The customer’s experience is a key and future element for the tourism sector

ACTIVITIES

The customer’s experience is a key and future element for the tourism sector

Two presentations and a round table around the client centered the official closing day of the Training Plan of the Galician Tourism Cluster

The headquarters of the ABanca Foundation hosted the closing of the third edition of the Training Plan of the Galician Tourism Cluster in a day that included two presentations and a round table that revolved around the customer experience. In addition, the diplomas of achievement of the students who studied the Program of Formation of Managers, which was included within the plan of formation, were delivered.

The president of the Galician Tourism Cluster, Cesáreo Pardal, participated in the opening of this closing day, in an act in which he was accompanied by Carlota Sanchez Puga, head of Institutional Relations at IESIDE and by Maria del Camino Triguero Salas, head of the Tourism Area for the province of A Coruña. All of them agreed on the importance of training in the process of building a modern, efficient and competitive tourism sector. In this sense, the president of the CTG also highlighted the effort made to offer training that is attractive and useful for professionals, bringing it closer to the four Galician provinces and offering it free of charge.

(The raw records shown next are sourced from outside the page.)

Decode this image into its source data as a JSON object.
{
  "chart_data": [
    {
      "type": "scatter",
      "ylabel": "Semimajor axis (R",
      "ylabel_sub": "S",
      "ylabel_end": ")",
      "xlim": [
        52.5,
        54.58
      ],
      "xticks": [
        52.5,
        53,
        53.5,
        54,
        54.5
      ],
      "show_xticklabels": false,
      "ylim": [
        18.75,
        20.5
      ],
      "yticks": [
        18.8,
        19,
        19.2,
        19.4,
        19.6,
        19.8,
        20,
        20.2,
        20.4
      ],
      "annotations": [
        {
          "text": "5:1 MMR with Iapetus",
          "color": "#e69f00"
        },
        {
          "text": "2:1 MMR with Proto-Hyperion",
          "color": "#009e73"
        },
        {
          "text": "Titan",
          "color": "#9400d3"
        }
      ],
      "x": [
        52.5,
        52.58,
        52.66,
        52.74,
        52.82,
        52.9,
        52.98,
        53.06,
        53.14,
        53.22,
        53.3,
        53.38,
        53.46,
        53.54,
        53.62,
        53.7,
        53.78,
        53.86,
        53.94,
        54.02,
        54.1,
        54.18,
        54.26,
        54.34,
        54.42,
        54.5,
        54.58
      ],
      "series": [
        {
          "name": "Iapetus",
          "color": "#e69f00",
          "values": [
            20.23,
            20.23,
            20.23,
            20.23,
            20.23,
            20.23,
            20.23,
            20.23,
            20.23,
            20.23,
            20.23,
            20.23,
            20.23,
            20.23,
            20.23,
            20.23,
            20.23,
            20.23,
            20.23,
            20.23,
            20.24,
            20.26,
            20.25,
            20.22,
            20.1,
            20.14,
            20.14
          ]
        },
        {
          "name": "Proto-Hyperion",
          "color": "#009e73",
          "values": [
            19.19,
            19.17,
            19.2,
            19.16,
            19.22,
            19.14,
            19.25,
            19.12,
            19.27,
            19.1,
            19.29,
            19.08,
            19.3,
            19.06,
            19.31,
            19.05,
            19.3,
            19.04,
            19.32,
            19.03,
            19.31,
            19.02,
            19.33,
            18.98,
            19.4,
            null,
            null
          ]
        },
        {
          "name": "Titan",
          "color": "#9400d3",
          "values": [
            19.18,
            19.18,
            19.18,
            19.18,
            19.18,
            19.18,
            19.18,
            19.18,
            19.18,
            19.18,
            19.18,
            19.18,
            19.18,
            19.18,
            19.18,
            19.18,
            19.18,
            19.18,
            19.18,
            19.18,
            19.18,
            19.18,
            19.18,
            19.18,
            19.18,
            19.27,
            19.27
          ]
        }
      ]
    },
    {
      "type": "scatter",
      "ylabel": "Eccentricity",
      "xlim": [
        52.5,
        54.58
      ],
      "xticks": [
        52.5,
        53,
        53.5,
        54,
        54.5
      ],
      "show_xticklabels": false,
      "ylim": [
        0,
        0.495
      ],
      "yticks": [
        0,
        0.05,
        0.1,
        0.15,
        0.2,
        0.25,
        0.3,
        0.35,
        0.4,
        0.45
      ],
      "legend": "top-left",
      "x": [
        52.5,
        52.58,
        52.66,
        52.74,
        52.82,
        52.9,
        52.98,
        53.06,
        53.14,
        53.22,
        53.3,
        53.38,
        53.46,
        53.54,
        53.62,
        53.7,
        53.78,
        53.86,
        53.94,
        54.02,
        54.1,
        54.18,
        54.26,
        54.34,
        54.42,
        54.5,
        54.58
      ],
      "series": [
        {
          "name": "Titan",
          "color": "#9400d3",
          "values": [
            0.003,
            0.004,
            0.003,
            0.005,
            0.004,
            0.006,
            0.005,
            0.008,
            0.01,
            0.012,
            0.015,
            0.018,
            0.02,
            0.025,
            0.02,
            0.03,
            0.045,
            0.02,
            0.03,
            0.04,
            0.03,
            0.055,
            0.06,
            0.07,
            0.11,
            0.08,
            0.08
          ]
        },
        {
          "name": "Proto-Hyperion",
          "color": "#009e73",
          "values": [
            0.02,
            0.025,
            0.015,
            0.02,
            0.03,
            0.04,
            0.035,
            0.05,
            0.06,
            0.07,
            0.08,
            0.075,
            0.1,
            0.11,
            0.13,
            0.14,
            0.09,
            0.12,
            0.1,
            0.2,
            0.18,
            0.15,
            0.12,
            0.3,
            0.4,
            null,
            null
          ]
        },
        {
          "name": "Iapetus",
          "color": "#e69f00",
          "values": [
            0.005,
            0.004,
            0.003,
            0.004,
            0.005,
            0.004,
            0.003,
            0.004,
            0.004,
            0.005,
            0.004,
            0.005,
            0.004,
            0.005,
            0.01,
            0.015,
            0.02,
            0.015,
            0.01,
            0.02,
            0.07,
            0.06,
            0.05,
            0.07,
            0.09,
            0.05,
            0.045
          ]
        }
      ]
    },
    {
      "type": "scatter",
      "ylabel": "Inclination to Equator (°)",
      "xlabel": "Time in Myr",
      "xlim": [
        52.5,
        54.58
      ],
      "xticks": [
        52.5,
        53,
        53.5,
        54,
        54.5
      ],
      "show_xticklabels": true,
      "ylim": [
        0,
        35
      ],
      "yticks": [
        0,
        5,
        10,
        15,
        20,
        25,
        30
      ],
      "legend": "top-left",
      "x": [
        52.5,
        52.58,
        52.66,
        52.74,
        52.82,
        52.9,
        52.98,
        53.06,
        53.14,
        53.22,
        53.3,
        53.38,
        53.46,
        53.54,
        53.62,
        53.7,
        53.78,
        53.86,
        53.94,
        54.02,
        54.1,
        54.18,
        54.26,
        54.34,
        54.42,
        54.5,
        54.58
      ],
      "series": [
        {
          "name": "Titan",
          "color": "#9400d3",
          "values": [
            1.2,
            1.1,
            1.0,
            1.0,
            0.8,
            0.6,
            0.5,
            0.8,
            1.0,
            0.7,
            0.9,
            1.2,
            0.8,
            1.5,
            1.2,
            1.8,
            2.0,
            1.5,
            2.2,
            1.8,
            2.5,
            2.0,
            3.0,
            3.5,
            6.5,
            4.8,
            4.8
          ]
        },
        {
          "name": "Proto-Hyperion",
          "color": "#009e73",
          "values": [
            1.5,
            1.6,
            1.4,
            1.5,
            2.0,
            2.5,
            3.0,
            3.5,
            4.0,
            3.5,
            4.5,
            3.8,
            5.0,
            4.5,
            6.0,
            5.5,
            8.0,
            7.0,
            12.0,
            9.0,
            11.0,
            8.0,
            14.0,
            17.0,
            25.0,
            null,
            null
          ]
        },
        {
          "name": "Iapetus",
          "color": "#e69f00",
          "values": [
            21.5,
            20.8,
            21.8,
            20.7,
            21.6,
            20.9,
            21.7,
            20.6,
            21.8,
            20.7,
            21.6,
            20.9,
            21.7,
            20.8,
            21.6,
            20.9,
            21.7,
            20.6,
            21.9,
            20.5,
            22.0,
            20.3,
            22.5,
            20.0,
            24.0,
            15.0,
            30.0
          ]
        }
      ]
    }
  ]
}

The participants in the day, a little more than a veitena of professionals, could also participate in two interesting presentations that revolved around the customer experience, one by Cristina de Andrés, responsible for the area of customer experience in the Barceló Group and the other by Lukkap consultant Eduardo Alvarez Cáceres. Both highlighted their firm conviction that we are at the moment in which the client occupies the central place. “The tourism sector is always in beta, is dynamic and changing, so it must be attentive to incorporate new experiences for the customer,” explained Alvarez Caceres, who stressed the importance of the sector competing in added value and differentiation, and not price, “competing in price is a shot in the foot, may work one day but costs will end up rising and margins, disappearing, so we must bet on value contribution and customer experience,” he explained. “If I have begun to generate added value to the client before he even stays with me, it is very possible that it will cost him more to cancel the reservation, if he finds lower prices in other accommodation, for example”.

The consultant included in his presentation examples of other sectors that provide added value to the client, such as health, and stressed the need to analyze the customer experience in all channels (multichannel), stressing that the customer experience should be focused on being friendly, customizable, reliable and flexible, offering basic services that meet their expectations but also others that surprise as can be a better connectivity, services designed for families, personalized attention or customization of services.

The day concluded with a round table to delve into the issues addressed during the morning, which closed with the delivery of diplomas to students of the 300-hour program that has been offered for executives during the last months in Compostela, by IESIDE.